Photos of Crump with Willie Nelson, Jay Leno, Hulk Hogan, Liberace and Bill Cosby all grace the walls of the museum. Many of Crump's other photos with famous people -- he estimates he has around 900 -- happened because he simply wrote them a letter explaining that he was a fan and asking if he could perhaps meet them at a show or come backstage.

"For whatever reason, they would let him," said his son.

It allowed the Virginia native Crump to rub elbows with the biggest names in entertainment. Most of the encounters took place in Nashville or Las Vegas, but he would also run into celebrities at the now defunct Carlton Celebrity Room in Bloomington, Minn.

This fascination for Crump dates back to the 1950s, when he spent time with a young Mickey Mantle at a movie theater in 1953. It was then that Crump convinced Mantle to give him a bat from the 1953 All-Star Game, which is currently on sale on the store's website (www.domeplus.com) for a cool $100,000.

The first entertainer Crump ever met was Arthur Godfrey, who gave Crump the number to a room backstage at one of his shows in New York. His passion for meeting and befriending entertainers took off from there.

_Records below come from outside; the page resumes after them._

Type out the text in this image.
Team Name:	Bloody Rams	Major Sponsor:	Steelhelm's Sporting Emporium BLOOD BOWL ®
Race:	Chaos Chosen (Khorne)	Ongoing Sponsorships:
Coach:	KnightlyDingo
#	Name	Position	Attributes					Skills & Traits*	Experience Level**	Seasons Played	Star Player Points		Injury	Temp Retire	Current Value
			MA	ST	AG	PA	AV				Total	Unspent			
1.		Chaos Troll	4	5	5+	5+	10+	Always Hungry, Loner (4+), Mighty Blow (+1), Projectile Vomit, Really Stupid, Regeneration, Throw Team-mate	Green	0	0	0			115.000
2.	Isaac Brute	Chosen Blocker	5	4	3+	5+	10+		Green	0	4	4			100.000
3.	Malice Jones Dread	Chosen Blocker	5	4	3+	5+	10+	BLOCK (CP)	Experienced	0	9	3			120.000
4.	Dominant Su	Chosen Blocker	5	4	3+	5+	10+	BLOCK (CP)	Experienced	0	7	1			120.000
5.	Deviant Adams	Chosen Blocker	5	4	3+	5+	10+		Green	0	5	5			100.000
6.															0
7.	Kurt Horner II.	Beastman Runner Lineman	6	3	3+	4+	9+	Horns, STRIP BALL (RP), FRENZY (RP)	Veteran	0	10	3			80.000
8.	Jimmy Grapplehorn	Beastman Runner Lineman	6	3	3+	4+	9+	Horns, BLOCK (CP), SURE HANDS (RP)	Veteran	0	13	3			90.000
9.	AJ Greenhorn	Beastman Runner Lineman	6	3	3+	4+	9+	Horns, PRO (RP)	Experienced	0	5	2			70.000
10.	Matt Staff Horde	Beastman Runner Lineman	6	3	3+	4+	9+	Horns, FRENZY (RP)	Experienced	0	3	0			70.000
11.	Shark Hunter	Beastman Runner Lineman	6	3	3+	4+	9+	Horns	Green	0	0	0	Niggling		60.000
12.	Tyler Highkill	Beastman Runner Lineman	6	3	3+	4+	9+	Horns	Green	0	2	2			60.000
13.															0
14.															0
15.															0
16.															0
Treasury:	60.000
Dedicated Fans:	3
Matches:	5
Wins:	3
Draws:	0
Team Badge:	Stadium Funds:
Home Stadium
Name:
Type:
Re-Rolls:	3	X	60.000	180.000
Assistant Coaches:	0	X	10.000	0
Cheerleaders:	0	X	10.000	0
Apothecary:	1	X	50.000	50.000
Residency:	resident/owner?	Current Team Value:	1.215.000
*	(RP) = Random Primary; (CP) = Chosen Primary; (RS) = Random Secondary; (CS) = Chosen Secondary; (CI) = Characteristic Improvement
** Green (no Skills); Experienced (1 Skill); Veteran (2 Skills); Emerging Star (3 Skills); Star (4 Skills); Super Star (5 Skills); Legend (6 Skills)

"Some people have a hobby of golf. Some people have a hobby fishing. Some people have a hobby traveling," Crump said. "My hobby was meeting entertainers."

Crump doesn't get the opportunity to meet many entertainers these days, and his Twins memorabilia collection hasn't grown much in recent years, especially since he's no longer affiliated with the club. Yet, even in 2013, when the Twins played across town at Target Field, the store and museum would still attract visitors. The initial intent of the museum was to give customers something else to do while they waited for the gates to open at the Metrodome.

Now, that same museum provides a snapshot of Minnesota baseball history -- and of Crump's 77 years and counting.

"Every picture on the wall has a story behind it," Crump said. "I've had an interesting life."